Homme de Gauche au caractère bien trempé, son sens de la diplomatie n’est pas très aiguisé. Par ses prises de position rageuses contre l’État français, qui refuse de signer la charte européenne des langues minoritaires, il se coupe progressivement du soutien des collectivités territoriales. Dans la même veine, fidèle à sa nature rebelle, Gwenc’hlan fait paraître au mois de décembre 2005, un dernier ouvrage intitulé « Résistances, mémoires d’un rebelle », aux éditions de l’Arbre d’Or, dans lequel il livre sa difficulté et son ressentiment par rapport au colonialisme français et au sectarisme jacobin des responsables politiques qui président aux institutions nationales.
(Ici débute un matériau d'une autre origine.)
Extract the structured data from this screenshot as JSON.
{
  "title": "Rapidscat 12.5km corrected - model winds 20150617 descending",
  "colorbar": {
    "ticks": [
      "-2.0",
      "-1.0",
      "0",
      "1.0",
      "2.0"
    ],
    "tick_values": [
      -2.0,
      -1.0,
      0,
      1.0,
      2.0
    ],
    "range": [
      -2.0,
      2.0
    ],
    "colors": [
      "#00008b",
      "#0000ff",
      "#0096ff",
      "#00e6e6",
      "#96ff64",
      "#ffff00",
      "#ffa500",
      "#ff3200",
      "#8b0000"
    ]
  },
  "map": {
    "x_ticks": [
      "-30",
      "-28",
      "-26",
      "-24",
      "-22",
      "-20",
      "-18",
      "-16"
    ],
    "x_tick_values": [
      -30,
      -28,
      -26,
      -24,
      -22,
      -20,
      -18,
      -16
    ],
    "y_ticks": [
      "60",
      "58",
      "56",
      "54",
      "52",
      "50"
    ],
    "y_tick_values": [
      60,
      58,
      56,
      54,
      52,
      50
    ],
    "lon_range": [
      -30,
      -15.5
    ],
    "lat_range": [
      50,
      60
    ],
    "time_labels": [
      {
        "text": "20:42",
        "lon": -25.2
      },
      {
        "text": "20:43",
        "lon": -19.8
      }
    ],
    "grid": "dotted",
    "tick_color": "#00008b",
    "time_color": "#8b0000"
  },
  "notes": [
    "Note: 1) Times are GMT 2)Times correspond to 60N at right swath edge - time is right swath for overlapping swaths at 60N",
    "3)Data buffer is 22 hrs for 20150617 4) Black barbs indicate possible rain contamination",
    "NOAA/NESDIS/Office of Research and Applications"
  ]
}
Gwenc’hlan décède en 2008 et Per Vari Kerloc’h lui succède, 6ème Grand Druide du Gorsedd de Bretagne sous le nom de « Morgan ». Le nouveau Grand druide faisant preuve de plus de diplomatie, les relations entre le Gorsedd de Bretagne et les institutions locales et régionales se sont apaisées. Sous le mandat de Morgan, un chantier est ouvert pour réfléchir à une éventuelle modernisation des règlements du Gorsedd de Bretagne.